Current through Register Vol. 56, No. 19, October 7, 2024
Section 11:4-54.5 - Permissible benefit exclusions
(a) Following are the only permissible exclusions from the infertility benefit requirements of this subchapter:
1. Reversal of voluntary sterilization.
i. Coverage for infertility services provided to partners of persons who have successfully reversed sterilization may not be excluded provided that the partner is infertile as defined by P.L. 2001, c. 236 and this subchapter;
2. Payment for medical services rendered to a surrogate for purposes of childbearing where the surrogate is not covered by the carrier's policy or contract;
3. Costs associated with cryopreservation and storage of sperm, eggs and embryos;
4. Nonmedical costs of an egg or sperm donor.
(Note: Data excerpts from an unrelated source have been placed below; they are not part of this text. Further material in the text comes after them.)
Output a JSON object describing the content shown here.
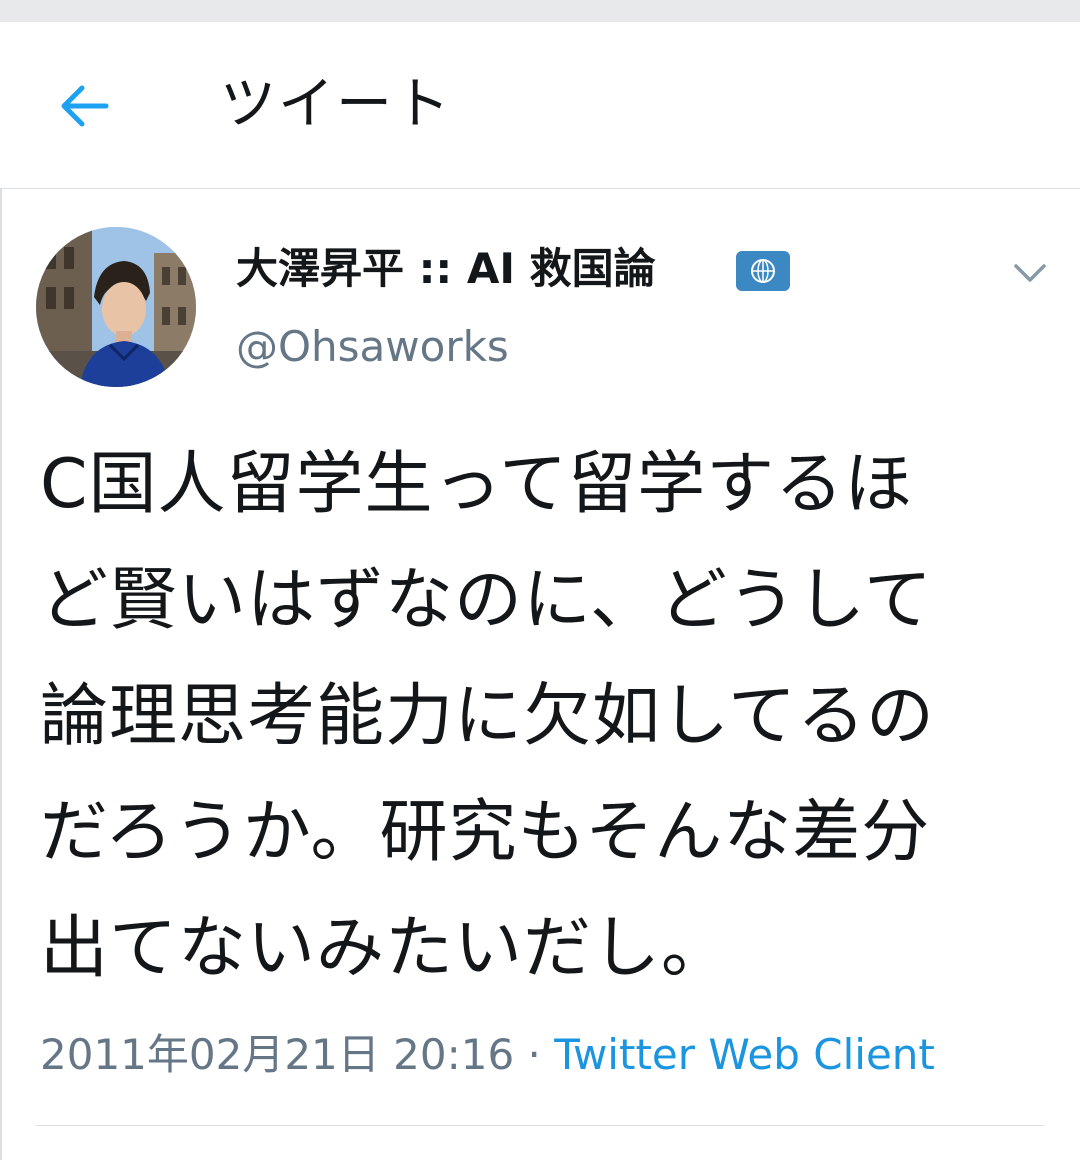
{
  "header": {
    "title": "ツイート",
    "back_icon": "arrow-left-icon",
    "accent": "#1da1f2"
  },
  "tweet": {
    "display_name": "大澤昇平 :: AI 救国論",
    "badge_icon": "un-emblem-icon",
    "handle": "@Ohsaworks",
    "menu_icon": "chevron-down-icon",
    "lines": [
      "C国人留学生って留学するほ",
      "ど賢いはずなのに、どうして",
      "論理思考能力に欠如してるの",
      "だろうか。研究もそんな差分",
      "出てないみたいだし。"
    ],
    "timestamp": "2011年02月21日 20:16",
    "separator": "·",
    "source": "Twitter Web Client"
  }
}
Medical costs of donors, including office visits, medications, laboratory and radiological procedures and retrieval, shall be covered until the donor is released from treatment by the reproductive endocrinologist;
5. Infertility treatments that are experimental or investigational in nature;
6. Ovulation kits and sperm testing kits and supplies;
7. In vitro fertilization, gamete intrafallopian tube transfer, and zygote intrafallopian tube transfer for persons who have not used all reasonable less expensive and medically appropriate treatments for infertility, who have exceeded the limit of four covered completed egg retrievals, or who are 46 years of age or older; and
8. Group policies, contracts, riders and endorsements that provide hospital or medical benefits, other than policies or contracts that provide prescription drug benefits only, may provide that infertility medication benefits are excluded if infertility medication benefits are provided under another group health insurance policy or contract issued to the same policyholder or contractholder.